JapanPR also separates screening signals that should not be added to the point total, such as J-Skip review prompts or multiple university route labels that feed one capped bonus bucket.
Evidence-First Scoring
A high estimate is weaker when the evidence is unclear. The practical question is not only whether a field sounds claimable, but whether the applicant can show the right certificate, employer document, official source, translation, or route match.
This is why JapanPR links points to source notes, university route records, and premium roadmap review. The goal is to make the next action obvious instead of leaving a raw number with no filing plan.
- Check the score band first
- Review every point source that materially affects timing
- Flag capped or alternative routes before double-counting
- Prepare source-backed evidence for each claimable item
- Use manual review when a document name, employer fact, or route source is ambiguous
Common Mistakes
The most common mistake is treating the estimated score as an immigration outcome. The calculator cannot decide eligibility; it can only help prioritize what to verify.

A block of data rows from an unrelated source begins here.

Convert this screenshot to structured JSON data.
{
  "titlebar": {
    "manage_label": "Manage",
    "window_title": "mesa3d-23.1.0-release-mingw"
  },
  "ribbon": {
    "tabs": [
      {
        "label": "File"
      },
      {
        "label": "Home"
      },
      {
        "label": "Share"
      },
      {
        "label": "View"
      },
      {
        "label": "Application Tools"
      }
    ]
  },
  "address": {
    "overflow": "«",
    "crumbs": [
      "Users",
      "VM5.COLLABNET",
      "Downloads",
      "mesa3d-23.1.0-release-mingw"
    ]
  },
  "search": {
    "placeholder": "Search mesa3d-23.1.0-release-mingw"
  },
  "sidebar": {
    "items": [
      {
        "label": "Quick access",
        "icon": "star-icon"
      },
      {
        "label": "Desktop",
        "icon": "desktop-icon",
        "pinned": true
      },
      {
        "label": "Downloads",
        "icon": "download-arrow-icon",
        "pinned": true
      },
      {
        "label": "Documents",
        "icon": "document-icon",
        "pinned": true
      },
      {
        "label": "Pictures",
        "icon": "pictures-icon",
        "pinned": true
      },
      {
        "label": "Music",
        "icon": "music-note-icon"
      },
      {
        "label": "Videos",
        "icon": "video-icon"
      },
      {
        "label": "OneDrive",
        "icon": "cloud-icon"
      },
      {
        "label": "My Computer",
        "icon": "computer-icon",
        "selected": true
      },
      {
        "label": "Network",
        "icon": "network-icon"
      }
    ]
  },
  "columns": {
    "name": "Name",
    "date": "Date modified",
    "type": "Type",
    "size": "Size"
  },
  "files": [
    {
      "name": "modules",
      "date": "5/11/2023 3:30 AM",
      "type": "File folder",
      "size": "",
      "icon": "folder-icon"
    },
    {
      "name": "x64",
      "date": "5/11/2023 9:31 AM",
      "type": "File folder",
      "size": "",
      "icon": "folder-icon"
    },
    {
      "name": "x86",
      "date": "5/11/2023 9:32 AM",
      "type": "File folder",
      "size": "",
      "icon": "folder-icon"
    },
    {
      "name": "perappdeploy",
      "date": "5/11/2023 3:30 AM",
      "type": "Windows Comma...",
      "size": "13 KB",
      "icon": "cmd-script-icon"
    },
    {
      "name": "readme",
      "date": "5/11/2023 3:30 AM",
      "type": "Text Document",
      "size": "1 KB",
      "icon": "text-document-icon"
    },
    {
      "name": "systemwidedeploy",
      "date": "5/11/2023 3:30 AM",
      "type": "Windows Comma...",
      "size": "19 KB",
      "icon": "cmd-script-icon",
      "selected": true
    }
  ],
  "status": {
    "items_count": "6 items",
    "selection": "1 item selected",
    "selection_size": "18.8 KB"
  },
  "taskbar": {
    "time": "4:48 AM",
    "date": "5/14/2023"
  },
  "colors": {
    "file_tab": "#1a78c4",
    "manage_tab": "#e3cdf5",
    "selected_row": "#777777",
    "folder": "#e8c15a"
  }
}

Another common mistake is counting points without evidence. A degree, salary, work-history, university, language, or professional-achievement claim should be tied to a document and, where needed, an official source.
Best Next Step
If the score is near 70 or 80, focus on the few inputs that move the route. If the score is far below 70, look for realistic improvements such as Japanese language, salary, qualifying evidence, or education-route confirmation.
If the score is already high, the best next step is usually evidence cleanup: make sure every major point item can be proven and that no capped route was counted twice.
FAQ
Is the JapanPR calculator a legal eligibility decision?
No. It is an informational screening tool for HSP and PR planning. Official review and evidence still matter.
Why do 70 and 80 points matter?
They are the main HSP score bands JapanPR uses for fast-track PR planning, but the right timing still depends on official requirements and evidence.
What should I do if my score is close to 70 or 80?
Review the inputs that could change the band, then confirm whether each point item can be supported with documents.
Can bonus routes stack automatically?
No. Some route labels are alternatives into a capped bucket. JapanPR flags those cases so users do not double-count them.